Leo wird immer ganz ruhig, wenn er Leute herumkommandiert, ruhig, leise und ganz sachlich. Aber auch unmissverständlich. Deswegen übernimmt er auch meistens die Teamleitung bei Fällen.

Wenn Leo sagt, sie machen das jetzt, machen sie das eben jetzt.
 

„Ich will nichts beweisen“, sagt Adam. „Nicht den Kollegen. Die meisten fanden mich doch schon vorher schräg. Find ich es toll, dass jetzt alle darüber reden, dass mein Vater ein Soziopath war, der mich so sehr gehasst hat, dass er noch kurz vor seinem Ableben versucht hat mir einen Mord anzuhängen? Nein. Aber deswegen will ich mich nicht den Rest meines Lebens verstecken.“

Das hat er immerhin schonmal getan. Weglaufen. Sich verstecken.

15 Jahre lang.
 

Leo wendet den Kopf. Sein Gesicht ist ernst, seine Augen laserfokussiert als sei das ein Verhör. Und genau wie in einem Verhör zoomt seine Aufmerksamkeit sofort auf das Wesentliche. „Wieso denkst du, dass sie über dich reden? Hat jemand was zu dir gesagt? Hat irgendjemand…?“
 

„Nein.“ Adam zupft mit den Fingerspitzen an seinem Gips. „Niemand hat mit mir geredet. Und das bietet sich nicht so an, um es auf Gute Besserungs-Karten zu schreiben, weißt du? Zu lang.“
 

Er hat tatsächlich Karten bekommen. Zwei von Pia. Eine von Esther. Vom Chef eine extrem pflichtschuldige und sehr peinlich berührte. Und zwei von Kollegen, mit denen er noch nie mehr als drei Sätze gewechselt hat (und die waren vermutlich: „Ich brauch das für die Akten.“, „Wo ist der verdammte Haftbefehl?“ und „Kannst du mal die Fresse halten?“). Es waren sogar nette Karten.
 

Das bedeutet nicht, dass sie nicht über ihn reden. Sie reden mit Sicherheit über ihn und soweit er das einschätzen kann, bewegen sich die Meinungen zu seinem Fall irgendwo zwischen Mitleid und Verachtung. Mitleid, weil er so ein „armes Opfer“ ist und Verachtung, weil seine Familie offenbar deutlich abgefuckter ist als der Durchschnitt. Nicht zu vergessen - das geheuchelte Entsetzen, hinter dem sich kaum verhohlene Schaulust verbirgt.

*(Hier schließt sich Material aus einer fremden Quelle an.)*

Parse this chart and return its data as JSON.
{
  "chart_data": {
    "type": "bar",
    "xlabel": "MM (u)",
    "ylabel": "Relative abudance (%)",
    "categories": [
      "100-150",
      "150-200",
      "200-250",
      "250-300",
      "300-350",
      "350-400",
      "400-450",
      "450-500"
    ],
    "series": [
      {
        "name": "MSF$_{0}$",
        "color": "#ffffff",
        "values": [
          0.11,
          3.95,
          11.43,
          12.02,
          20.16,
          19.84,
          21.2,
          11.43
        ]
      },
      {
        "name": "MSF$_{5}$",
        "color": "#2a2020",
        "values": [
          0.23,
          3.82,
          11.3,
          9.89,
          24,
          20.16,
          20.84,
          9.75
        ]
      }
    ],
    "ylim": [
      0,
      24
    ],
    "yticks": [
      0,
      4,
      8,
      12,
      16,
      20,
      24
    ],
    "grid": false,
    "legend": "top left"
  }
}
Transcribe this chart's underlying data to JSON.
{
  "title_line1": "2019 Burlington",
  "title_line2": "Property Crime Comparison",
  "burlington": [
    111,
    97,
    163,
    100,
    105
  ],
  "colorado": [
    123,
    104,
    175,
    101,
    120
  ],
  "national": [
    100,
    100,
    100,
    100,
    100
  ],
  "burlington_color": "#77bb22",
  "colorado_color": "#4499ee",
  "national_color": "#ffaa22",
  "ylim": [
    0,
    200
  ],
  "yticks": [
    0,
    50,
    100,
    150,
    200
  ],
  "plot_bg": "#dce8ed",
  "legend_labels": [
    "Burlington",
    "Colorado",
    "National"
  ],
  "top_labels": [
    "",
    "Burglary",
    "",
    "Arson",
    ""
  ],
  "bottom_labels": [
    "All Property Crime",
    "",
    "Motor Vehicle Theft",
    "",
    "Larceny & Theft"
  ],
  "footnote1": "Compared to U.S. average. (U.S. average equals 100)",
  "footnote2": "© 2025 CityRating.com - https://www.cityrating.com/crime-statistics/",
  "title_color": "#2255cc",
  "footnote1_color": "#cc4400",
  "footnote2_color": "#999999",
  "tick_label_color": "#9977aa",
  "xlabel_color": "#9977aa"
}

Das würde wehtun. Wenn es ihn interessieren würde, was andere über ihn denken.

Tut es halt nicht.
 

Leo hat die Augenbrauen zusammengezogen. „Wenn irgendjemand dir blöde kommt, sagst du es mir“, sagt er leise, aber bestimmt. „Egal, wer es ist. Ich schleppe sie durch sämtliche Instanzen der Dienstaufsichtsbehörde und zum Personalrat. Das ist mein Ernst.“
 

Adam lacht und tarnt es als Schnauben. Innerlich ist er gerührt, denn Leo – Meister der aggressionsfreien Kommunikation - versteht sich in der Regel mit absolut jedem gut und löst Konflikte immer sehr friedlich. „Ich steh drauf, wenn du Leuten androhst sie unter Bergen an Bürokratie zu begraben.“
 

„Ach ja?“
 

„Ja.“
 

„Dann mach ich das gerne öfter in deiner Anwesenheit.“

Leos Stimme klingt warm und amüsiert und Adam spürt wie ihm das Blut in die Wangen schießt. Flirtet Leo mit ihm? Flirtet er mit Leo? Ist das okay? Das ist bestimmt nicht okay.
 

Er räuspert sich, um den Kloß in seinem Hals zu beseitigen. „Du solltest generell viel öfter den bösen Cop spielen.“
 

„Lass mal. Wir wissen doch beide, dass du das viel besser machst.“ Ein Lächeln zerrt an Leos Lippen und er fährt sich mit der Hand über das Gesicht, als versuche er es zu verstecken. Als er die Hand sinken lässt, ist sein Gesicht wieder ernst. „Ich will einfach nicht, dass du dir zu viel zumutest, okay? Niemand erwartet von dir, dass du das einfach so wegsteckst.“
 

„Leo, ich war eine Woche lang zu Hause. Mir fällt die Decke auf den Kopf.“

Das stimmt nicht ganz. Er war die ganze letzte Woche bei Leo zu Hause. Seit er ihn aus dem Gefängnis abgeholt hat und ihn schnurstracks zu sich mitgenommen hat. Adams Vorschlag ihn einfach bei seinem Hotelzimmer abzusetzen kam… weniger gut an („In diesem Rattennest? Vergiss es!“).

Leos Wohnung fühlt sich jetzt schon mehr an wie ein „Zuhause“ als das Haus indem er aufgewachsen ist, es jemals getan hat. Und das ist gefährlich. Denn wo soll das hinführen?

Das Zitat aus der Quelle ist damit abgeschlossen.